Using function as decorators is straight forward, and for storing persistent information we use closures over temporary variables. It'd be nice if the persistent information are class members.

    import collections
    class memoized(object):
        '''Decorator. Caches a function's return value each time it is called.
        If called later with the same arguments, the cached value is returned
        (not reevaluated).
        '''
        def __init__(self, func):
            self.func = func
            self.__doc__ = func.__doc__
            self.cache = {}
        def __call__(self, *args, **kwargs):
            if not isinstance(args, collections.Hashable):
                # uncacheable. a list, for instance.
                # better to not cache than blow up.
                return self.func(*args, **kwargs)
            if args in self.cache:
                return self.cache[args]
            else:
                value = self.func(*args, **kwargs)
                self.cache[args] = value
                return value
        def __repr__(self):
            '''Return the function's docstring.'''
            return self.func.__doc__
        def __get__(self, obj, objtype):
            '''Support instance methods.'''
            return functools.partial(self.__call__, obj)

Here, the decorator is an object of class memoized and you can store all sort of information like you would a normal object.

Class decorator

Up to now we're working with function decorator, what if we want to operate at class level?
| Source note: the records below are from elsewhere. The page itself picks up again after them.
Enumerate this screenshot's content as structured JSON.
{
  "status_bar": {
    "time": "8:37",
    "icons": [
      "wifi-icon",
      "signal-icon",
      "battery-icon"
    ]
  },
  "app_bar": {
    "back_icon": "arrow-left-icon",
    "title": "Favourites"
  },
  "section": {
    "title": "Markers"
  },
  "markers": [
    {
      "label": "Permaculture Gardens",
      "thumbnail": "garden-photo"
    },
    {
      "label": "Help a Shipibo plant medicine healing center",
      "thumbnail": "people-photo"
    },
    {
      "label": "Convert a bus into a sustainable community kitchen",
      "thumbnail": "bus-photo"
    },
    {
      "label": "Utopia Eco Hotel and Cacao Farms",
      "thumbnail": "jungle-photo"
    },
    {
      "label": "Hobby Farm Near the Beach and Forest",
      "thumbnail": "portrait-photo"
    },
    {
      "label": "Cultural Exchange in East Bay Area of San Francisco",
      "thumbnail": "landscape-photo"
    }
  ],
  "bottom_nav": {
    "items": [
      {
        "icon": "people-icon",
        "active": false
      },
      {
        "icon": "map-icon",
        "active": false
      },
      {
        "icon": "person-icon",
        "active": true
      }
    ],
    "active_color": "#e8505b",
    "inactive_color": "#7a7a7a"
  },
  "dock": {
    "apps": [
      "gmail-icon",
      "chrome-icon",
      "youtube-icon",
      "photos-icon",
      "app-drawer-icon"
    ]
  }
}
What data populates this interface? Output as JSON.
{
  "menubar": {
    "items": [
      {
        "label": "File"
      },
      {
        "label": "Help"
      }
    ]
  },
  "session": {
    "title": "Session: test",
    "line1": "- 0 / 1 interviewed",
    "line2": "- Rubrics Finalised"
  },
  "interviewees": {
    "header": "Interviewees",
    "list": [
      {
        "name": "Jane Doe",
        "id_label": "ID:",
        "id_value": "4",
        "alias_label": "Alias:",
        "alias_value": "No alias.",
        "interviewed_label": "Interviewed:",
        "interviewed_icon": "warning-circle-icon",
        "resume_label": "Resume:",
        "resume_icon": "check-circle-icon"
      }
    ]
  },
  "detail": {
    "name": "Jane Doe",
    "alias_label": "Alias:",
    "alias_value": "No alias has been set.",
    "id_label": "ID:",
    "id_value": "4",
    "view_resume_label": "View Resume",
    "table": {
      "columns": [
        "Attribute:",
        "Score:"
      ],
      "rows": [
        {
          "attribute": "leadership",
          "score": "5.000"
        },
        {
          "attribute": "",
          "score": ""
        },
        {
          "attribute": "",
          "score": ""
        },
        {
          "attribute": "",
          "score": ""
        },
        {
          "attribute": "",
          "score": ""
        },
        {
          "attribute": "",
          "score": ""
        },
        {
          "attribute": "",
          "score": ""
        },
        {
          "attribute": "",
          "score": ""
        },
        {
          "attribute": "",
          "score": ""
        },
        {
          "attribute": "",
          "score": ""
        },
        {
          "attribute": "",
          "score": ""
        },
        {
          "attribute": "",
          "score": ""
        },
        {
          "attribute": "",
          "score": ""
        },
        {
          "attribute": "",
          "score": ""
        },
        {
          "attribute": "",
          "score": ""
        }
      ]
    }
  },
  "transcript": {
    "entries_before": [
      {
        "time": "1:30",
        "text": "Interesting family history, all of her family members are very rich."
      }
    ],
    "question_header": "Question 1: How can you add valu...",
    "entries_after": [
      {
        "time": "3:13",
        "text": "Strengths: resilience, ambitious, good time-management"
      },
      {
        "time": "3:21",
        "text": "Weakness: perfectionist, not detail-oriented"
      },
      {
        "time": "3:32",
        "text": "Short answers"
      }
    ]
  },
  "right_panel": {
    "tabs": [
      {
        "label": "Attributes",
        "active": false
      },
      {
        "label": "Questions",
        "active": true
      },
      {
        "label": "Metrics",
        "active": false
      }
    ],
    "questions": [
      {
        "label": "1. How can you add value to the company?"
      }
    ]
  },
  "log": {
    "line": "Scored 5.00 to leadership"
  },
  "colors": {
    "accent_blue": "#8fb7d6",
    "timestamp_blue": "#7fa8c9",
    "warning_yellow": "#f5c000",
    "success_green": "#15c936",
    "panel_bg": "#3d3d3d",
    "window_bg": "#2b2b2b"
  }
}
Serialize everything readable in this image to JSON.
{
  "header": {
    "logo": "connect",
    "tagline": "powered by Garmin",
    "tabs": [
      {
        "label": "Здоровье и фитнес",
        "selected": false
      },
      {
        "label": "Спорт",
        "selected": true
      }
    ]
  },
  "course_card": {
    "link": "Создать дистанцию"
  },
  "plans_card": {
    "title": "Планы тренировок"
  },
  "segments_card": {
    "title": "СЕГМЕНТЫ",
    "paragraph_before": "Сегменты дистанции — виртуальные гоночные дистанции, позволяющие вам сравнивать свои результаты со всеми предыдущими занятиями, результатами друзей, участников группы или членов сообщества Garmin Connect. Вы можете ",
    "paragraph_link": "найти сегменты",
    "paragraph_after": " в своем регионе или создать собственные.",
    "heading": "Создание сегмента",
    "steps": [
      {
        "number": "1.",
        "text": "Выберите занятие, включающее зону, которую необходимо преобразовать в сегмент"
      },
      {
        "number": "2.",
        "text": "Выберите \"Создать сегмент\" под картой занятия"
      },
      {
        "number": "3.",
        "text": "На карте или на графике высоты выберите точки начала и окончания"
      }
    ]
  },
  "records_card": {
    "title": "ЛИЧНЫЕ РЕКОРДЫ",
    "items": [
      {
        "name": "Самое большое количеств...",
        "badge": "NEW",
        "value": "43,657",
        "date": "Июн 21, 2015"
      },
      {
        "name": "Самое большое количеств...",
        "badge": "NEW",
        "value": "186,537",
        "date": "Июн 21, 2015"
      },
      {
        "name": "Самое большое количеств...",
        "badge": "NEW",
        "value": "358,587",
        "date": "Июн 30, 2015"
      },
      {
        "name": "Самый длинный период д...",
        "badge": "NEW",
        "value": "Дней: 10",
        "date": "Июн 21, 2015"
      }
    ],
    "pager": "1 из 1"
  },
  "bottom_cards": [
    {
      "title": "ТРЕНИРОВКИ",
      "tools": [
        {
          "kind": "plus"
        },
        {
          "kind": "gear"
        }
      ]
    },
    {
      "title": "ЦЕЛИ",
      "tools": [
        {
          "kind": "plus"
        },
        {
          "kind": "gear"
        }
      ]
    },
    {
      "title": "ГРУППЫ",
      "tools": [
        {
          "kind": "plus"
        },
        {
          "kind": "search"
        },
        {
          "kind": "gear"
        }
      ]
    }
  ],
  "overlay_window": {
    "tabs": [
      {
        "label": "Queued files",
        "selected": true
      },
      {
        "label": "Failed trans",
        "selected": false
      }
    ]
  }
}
It's actually quite simple, we only have to define a function that takes a class instead of a function as the parameter.

Let's have a look at functool.total_ordering . This decorator makes it so that you only have to define one of the four functions __lt__ , __le__ , __gt__ , __ge__ , and the other three will be defined based on the provided function.

    def total_ordering(cls):
        """Class decorator that fills in missing ordering methods"""
        convert = {
            '__lt__': [('__gt__', lambda self, other: not (self < other or self == other)),
                    ('__le__', lambda self, other: self < other or self == other),
                    ('__ge__', lambda self, other: not self < other)],
            '__le__': [('__ge__', lambda self, other: not self <= other or self == other),
                    ('__lt__', lambda self, other: self <= other and not self == other),
                    ('__gt__', lambda self, other: not self <= other)],
            '__gt__': [('__lt__', lambda self, other: not (self > other or self == other)),
                    ('__ge__', lambda self, other: self > other or self == other),
                    ('__le__', lambda self, other: not self > other)],
            '__ge__': [('__le__', lambda self, other: (not self >= other) or self == other),
                    ('__gt__', lambda self, other: self >= other and not self == other),
                    ('__lt__', lambda self, other: not self >= other)]
        }
        # Find user-defined comparisons (not those inherited from object).
        roots = [op for op in convert if getattr(cls, op, None) is not getattr(object, op, None)]
        if not roots:
            raise ValueError('must define at least one ordering operation: < > <= >=')
        root = max(roots)       # prefer __lt__ to __le__ to __gt__ to __ge__
        for opname, opfunc in convert[root]:
            if opname not in roots:
                opfunc.__name__ = opname
                opfunc.__doc__ = getattr(int, opname).__doc__
                setattr(cls, opname, opfunc)
        return cls

This code is pretty simple. It defines 3 other operators based on 2 operators: __eq__ and one of the four functions __lt__ , __le__ , __gt__ , __ge__ .

Useful decorators

  • property - used to quickly create a field from appropriate getter, setter and deleter.